Bitcoin’s recent rally, which saw the cryptocurrency break past $109,000, has shown signs of slowing down as it now trades just above the $100,000 mark. As of the latest data, Bitcoin (BTC) is priced at $104,982, marking a 2.18% increase in the last 24 hours and a 3.58% gain over the past week. Despite these gains, its recent momentum seems to be slowing as long-term holders begin to sell off their positions.
After months of holding through the correction period that started in March 2024, long-term Bitcoin holders are now starting to sell their holdings. This behavior is reflected in the SOPR (Spent Output Profit Ratio) data, which shows that long-term holders refrained from selling during the price correction and instead accumulated more Bitcoin.
However, as Bitcoin’s price surged above $100,000, these long-term holders resumed selling, a pattern reminiscent of what was observed during the 2021 bull market. This selling activity, coupled with the fact that short-term holders are also profiting more frequently, has led to a slight slowdown in Bitcoin’s price growth.

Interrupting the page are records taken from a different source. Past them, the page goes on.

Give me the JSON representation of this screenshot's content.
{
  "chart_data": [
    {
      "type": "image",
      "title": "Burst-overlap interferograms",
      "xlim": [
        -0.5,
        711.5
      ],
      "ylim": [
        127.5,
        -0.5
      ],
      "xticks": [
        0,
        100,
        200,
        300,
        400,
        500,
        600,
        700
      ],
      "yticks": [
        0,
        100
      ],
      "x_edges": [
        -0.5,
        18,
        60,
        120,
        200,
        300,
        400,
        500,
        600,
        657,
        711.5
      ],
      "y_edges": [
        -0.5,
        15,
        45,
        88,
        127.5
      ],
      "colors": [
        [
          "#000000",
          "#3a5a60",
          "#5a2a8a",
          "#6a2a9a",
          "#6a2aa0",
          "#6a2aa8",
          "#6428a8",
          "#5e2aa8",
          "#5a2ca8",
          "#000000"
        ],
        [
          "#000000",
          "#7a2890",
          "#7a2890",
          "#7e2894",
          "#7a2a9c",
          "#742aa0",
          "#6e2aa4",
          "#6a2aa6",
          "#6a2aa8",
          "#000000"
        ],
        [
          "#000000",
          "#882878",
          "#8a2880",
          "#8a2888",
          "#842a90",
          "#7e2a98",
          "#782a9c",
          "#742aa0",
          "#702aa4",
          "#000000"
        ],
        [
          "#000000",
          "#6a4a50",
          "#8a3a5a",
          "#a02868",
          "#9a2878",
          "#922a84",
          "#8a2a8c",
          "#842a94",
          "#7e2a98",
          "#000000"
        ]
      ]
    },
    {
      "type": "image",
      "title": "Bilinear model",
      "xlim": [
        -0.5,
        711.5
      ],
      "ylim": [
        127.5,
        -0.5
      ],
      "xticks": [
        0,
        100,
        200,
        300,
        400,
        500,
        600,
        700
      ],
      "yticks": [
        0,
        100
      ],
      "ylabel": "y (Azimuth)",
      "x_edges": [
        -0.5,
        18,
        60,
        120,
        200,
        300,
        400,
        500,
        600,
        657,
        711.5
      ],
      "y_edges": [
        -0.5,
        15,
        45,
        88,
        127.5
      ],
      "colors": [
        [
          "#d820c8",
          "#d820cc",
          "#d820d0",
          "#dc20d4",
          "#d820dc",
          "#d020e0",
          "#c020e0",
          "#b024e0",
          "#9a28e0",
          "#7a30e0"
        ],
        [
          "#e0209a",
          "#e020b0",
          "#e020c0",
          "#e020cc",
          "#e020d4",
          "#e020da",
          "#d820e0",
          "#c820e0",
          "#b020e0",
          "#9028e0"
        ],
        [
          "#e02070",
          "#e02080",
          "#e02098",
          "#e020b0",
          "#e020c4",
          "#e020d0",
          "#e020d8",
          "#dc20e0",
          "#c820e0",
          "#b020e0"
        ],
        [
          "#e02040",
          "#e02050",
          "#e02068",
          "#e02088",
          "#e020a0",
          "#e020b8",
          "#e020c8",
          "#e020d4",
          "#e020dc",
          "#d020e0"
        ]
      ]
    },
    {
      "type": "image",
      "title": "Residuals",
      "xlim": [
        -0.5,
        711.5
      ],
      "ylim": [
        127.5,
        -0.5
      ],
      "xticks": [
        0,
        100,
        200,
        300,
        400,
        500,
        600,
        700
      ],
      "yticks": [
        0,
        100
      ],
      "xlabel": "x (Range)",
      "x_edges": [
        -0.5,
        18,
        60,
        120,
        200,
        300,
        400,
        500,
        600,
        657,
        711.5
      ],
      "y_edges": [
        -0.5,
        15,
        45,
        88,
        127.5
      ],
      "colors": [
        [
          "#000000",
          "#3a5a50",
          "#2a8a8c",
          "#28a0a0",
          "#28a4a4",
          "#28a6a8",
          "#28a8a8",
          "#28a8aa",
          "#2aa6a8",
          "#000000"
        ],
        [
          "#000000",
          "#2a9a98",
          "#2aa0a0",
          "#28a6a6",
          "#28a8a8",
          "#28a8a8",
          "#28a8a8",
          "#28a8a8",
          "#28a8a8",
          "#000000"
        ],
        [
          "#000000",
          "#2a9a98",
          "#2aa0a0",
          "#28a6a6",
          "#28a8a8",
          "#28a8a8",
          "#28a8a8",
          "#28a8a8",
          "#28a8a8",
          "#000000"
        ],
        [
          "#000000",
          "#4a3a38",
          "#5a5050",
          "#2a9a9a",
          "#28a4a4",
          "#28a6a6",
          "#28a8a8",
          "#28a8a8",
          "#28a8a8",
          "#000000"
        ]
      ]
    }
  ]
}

Short-term holders, on the other hand, have continued to take profits, as shown by the frequent instances where the SOPR ratio exceeded 1.02. This indicates profitable selling by short-term investors. However, SOPR values above 1.06, typically seen at market cycle peaks, have not yet been reached, suggesting that there could still be room for additional price growth before the market reaches its peak.
Despite the selling pressure from long-term holders, UTXO (Unspent Transaction Output) data shows that these holders still retain a substantial portion of Bitcoin. This suggests that the ongoing cycle has not yet ended and that Bitcoin’s price could continue to rise if the conditions are right.
Crypto analyst Ali has pointed out that $97,530 is a crucial support level for Bitcoin. Maintaining a price above this level is seen as vital for keeping the current bullish momentum intact. According to recent data from Glassnode, this price level corresponds with high activity in the market, making it a key zone for price stability.
If Bitcoin falls below the $97,530 support level, it could see further retracement to areas like $93,856 or even $90,000. These levels have historically seen strong activity and could act as a buffer before Bitcoin’s price stabilizes again.
On the upside, resistance is expected in the range of $100,967–$105,118. In this zone, many holders may choose to take profits, potentially limiting Bitcoin’s ability to break above these levels in the short term.
The derivatives market has seen a surge in trading activity, with Bitcoin’s derivatives volume rising by 74% to $172.56 billion. Open Interest also climbed by 1.19% to $68.52 billion. Additionally, options trading volume jumped by 74.28%, reaching $6.61 billion, with Open Interest increasing by 3.95%.
Despite the heightened activity, funding rates have been steadily declining. On January 24, 2025, the OI-weighted funding rate stood at 0.0038%, indicating a reduction in leverage and a more cautious sentiment among traders. This cautious outlook reflects the uncertainty surrounding Bitcoin’s next move, as market participants remain wary of potential price retracements.
Despite the slowing price momentum, Bitcoin’s network hashrate remains strong, standing at 746.7 EH/s. While this is not at its all-time high, the elevated hashrate demonstrates continued investment in mining infrastructure and strong confidence from miners in the security and future of the Bitcoin network. This suggests that Bitcoin’s fundamental strength remains intact, even amid short-term price consolidation.
As Bitcoin consolidates above $100,000, its future price action will depend largely on the stability of key support levels and the broader market sentiment. If Bitcoin can hold above the critical support at $97,530, there is potential for continued upward movement. However, a failure to maintain this level could lead to a retracement, with $93,856 or $90,000 acting as the next possible support zones.
The increasing derivatives activity and the sustained hashrate indicate that there is cautious optimism in the market, though traders are keeping a close watch on Bitcoin’s price movements. With long-term holders still holding significant positions and the market displaying mixed signals, it will be crucial for Bitcoin to regain momentum to avoid further consolidation.
As traders continue to monitor these key levels, it’s clear that the next few weeks could be decisive for Bitcoin’s price trajectory in the ongoing market cycle.